I didn’t say anything. Just reached behind the seat and grabbed my hoodie—the one I’d taken off earlier when the car still held the last breath of daylight warmth.
I held it out.
She looked at it, then back at me, confused. “What?”
“You’re cold, A.”
She hesitated. Then she slipped her arms into the sleeves, slow, like the weight of the night had finally settled on her shoulders. The hem of it hit her mid-thigh, swallowing her frame. She tucked her knees up in the seat and pulled the hood over her curls.
It was the kind of thing I’d seen in movies—where some guy offers a girl his jacket like a silent vow. But this wasn’t performative. This was instinct. A quiet need to cover her. Shelter her.
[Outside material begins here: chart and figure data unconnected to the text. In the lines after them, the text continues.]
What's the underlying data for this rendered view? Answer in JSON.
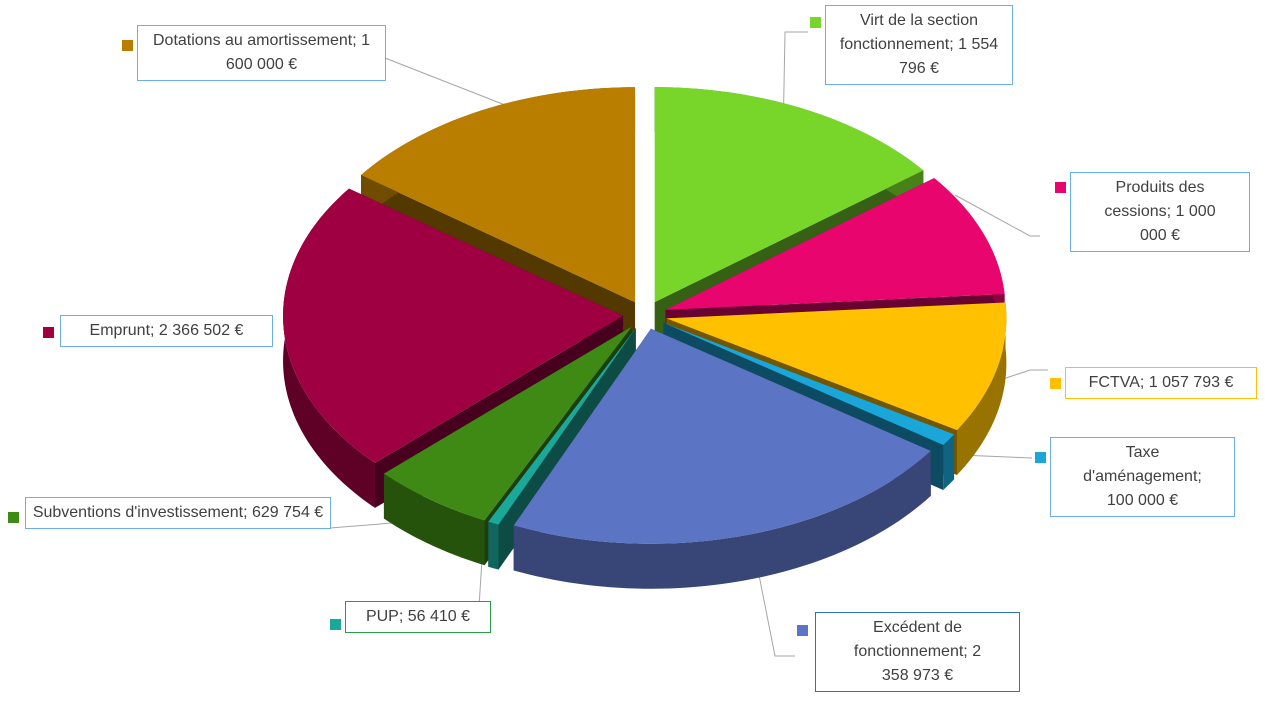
{
  "chart_data": {
    "type": "pie",
    "categories": [
      "Virt de la section fonctionnement",
      "Produits des cessions",
      "FCTVA",
      "Taxe d'aménagement",
      "Excédent de fonctionnement",
      "PUP",
      "Subventions d'investissement",
      "Emprunt",
      "Dotations au amortissement"
    ],
    "values": [
      1554796,
      1000000,
      1057793,
      100000,
      2358973,
      56410,
      629754,
      2366502,
      1600000
    ],
    "value_labels": [
      "1 554 796 €",
      "1 000 000 €",
      "1 057 793 €",
      "100 000 €",
      "2 358 973 €",
      "56 410 €",
      "629 754 €",
      "2 366 502 €",
      "1 600 000 €"
    ],
    "colors": [
      "#78d62a",
      "#e8066e",
      "#ffc000",
      "#1aa6d9",
      "#5b74c4",
      "#1aa89a",
      "#3f8a14",
      "#9e0041",
      "#b97e00"
    ]
  }
}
Wrap her in something that smelled like comfort.
She leaned her head against the window, staring out at the spread of city lights glowing just beyond the edge of the hill. I watched her reflection in the glass, soft and unfocused.
“I don’t think I can do this again,” she said after a while.
“Do what?”
“Try,” she whispered. “Believe.”
I nodded slowly. I didn’t have some rehearsed answer. Just truth.
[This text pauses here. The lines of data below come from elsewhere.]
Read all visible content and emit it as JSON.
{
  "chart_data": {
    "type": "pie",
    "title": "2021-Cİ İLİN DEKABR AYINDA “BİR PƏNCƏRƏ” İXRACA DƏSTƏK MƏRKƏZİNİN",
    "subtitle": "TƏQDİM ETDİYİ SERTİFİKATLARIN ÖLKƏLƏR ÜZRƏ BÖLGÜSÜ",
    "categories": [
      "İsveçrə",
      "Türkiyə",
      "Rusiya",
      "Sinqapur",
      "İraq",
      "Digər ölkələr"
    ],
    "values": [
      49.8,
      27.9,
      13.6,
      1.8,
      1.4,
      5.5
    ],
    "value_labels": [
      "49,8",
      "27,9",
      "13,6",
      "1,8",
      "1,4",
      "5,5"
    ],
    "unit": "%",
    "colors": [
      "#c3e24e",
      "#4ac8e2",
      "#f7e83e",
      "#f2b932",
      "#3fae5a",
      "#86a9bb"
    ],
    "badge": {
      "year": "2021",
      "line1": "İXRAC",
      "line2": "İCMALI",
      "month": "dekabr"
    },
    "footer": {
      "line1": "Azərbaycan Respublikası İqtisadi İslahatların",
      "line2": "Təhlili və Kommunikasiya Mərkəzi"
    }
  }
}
“You don’t have to right now.”
That made her look at me again. Fully. Like she was seeing me—not as the friend who always had a slick comment or the boy who floated from girl to girl like flipping tracks on a playlist. But as me.
Her eyes—sable brown, glinting with tears and moonlight—locked on mine, and for a second, the whole car went quiet.
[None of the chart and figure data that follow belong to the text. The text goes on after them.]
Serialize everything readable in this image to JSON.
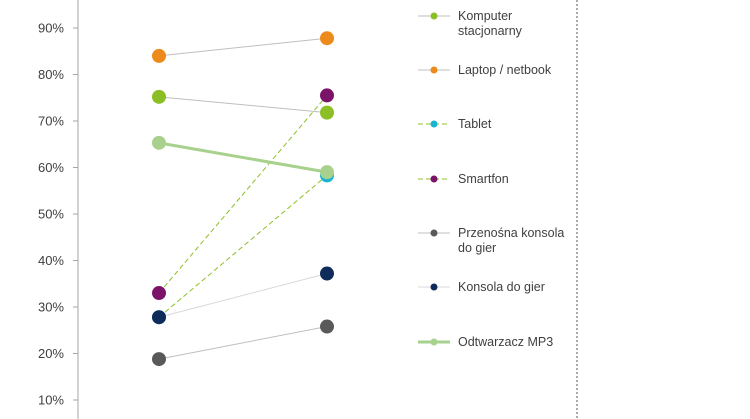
{
  "chart_data": {
    "type": "line",
    "categories": [
      "",
      ""
    ],
    "y_tick_labels": [
      "10%",
      "20%",
      "30%",
      "40%",
      "50%",
      "60%",
      "70%",
      "80%",
      "90%"
    ],
    "ylim": [
      8,
      97
    ],
    "grid": false,
    "legend_position": "right",
    "series": [
      {
        "name": "Komputer stacjonarny",
        "name_lines": [
          "Komputer",
          "stacjonarny"
        ],
        "values": [
          75.2,
          71.8
        ],
        "color": "#8cbf26",
        "line_color": "#bfbfbf",
        "dashed": false,
        "thick": false
      },
      {
        "name": "Laptop / netbook",
        "name_lines": [
          "Laptop / netbook"
        ],
        "values": [
          84.0,
          87.8
        ],
        "color": "#ec8a1b",
        "line_color": "#bfbfbf",
        "dashed": false,
        "thick": false
      },
      {
        "name": "Tablet",
        "name_lines": [
          "Tablet"
        ],
        "values": [
          27.8,
          58.3
        ],
        "color": "#19b4d2",
        "line_color": "#8cbf26",
        "dashed": true,
        "thick": false
      },
      {
        "name": "Smartfon",
        "name_lines": [
          "Smartfon"
        ],
        "values": [
          33.0,
          75.5
        ],
        "color": "#7b1469",
        "line_color": "#8cbf26",
        "dashed": true,
        "thick": false
      },
      {
        "name": "Przenośna konsola do gier",
        "name_lines": [
          "Przenośna konsola",
          "do gier"
        ],
        "values": [
          18.8,
          25.8
        ],
        "color": "#595959",
        "line_color": "#bfbfbf",
        "dashed": false,
        "thick": false
      },
      {
        "name": "Konsola do gier",
        "name_lines": [
          "Konsola do gier"
        ],
        "values": [
          27.8,
          37.2
        ],
        "color": "#0d2c5a",
        "line_color": "#d9d9d9",
        "dashed": false,
        "thick": false
      },
      {
        "name": "Odtwarzacz MP3",
        "name_lines": [
          "Odtwarzacz MP3"
        ],
        "values": [
          65.3,
          59.0
        ],
        "color": "#a9d18e",
        "line_color": "#a9d18e",
        "dashed": false,
        "thick": true
      }
    ]
  }
}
Not silent. Still. Like even the engine knew to give us space.
And in that space, something shifted. Something honest. Her pain didn’t scare me off. It pulled me in. Not with lust, but with longing. I wanted to tell her that one day, someone was going to see her and never look away.
That she didn’t have to shrink to be kept. Didn’t have to be perfect to be chosen. Didn’t have to beg to be adored.
I didn’t say any of that. Not out loud.
But I reached for her—just my hand—and brushed the back of my fingers along her cheek. Her skin was warm. Damp. Real.
Her breath caught.
And then our eyes locked again. Closer this time.
Her lashes were wet. Her lips parted. The hoodie swallowed her small frame, but nothing could dull the light she carried, even dimmed like this.
My thumb moved, soft, pressing first to the gentle cleft in her chin, then brushing the corner of her mouth. Not a kiss. Just a graze. Just a question I didn’t know how to ask.
She didn’t lean in. Neither did I but we both stayed there, suspended.
Her eyes softened, and she whispered, “Why are you looking at me like that?”
I blinked. “Because I hate seeing you like this.”
Her face shifted—like maybe she understood more than I meant to say. Like maybe a part of her heart already knew.
But instead of pressing, she leaned into the back of the seat and closed her eyes, breathing in deep.
She tugged at the hoodie’s hem and murmured, “I’ll give this back.”
“No,” I said, quiet but firm. “Keep it.”
She didn’t argue. Just clutched it tighter around herself like she already knew it meant something more.
And I sat there beside her, still and silent, trying to forget how badly I wanted to hold her again.
But not tonight. Tonight, she just needed someone to stay. And I told myself—again—if I ever got the chance to love her,
I’d never let her wonder if she was enough.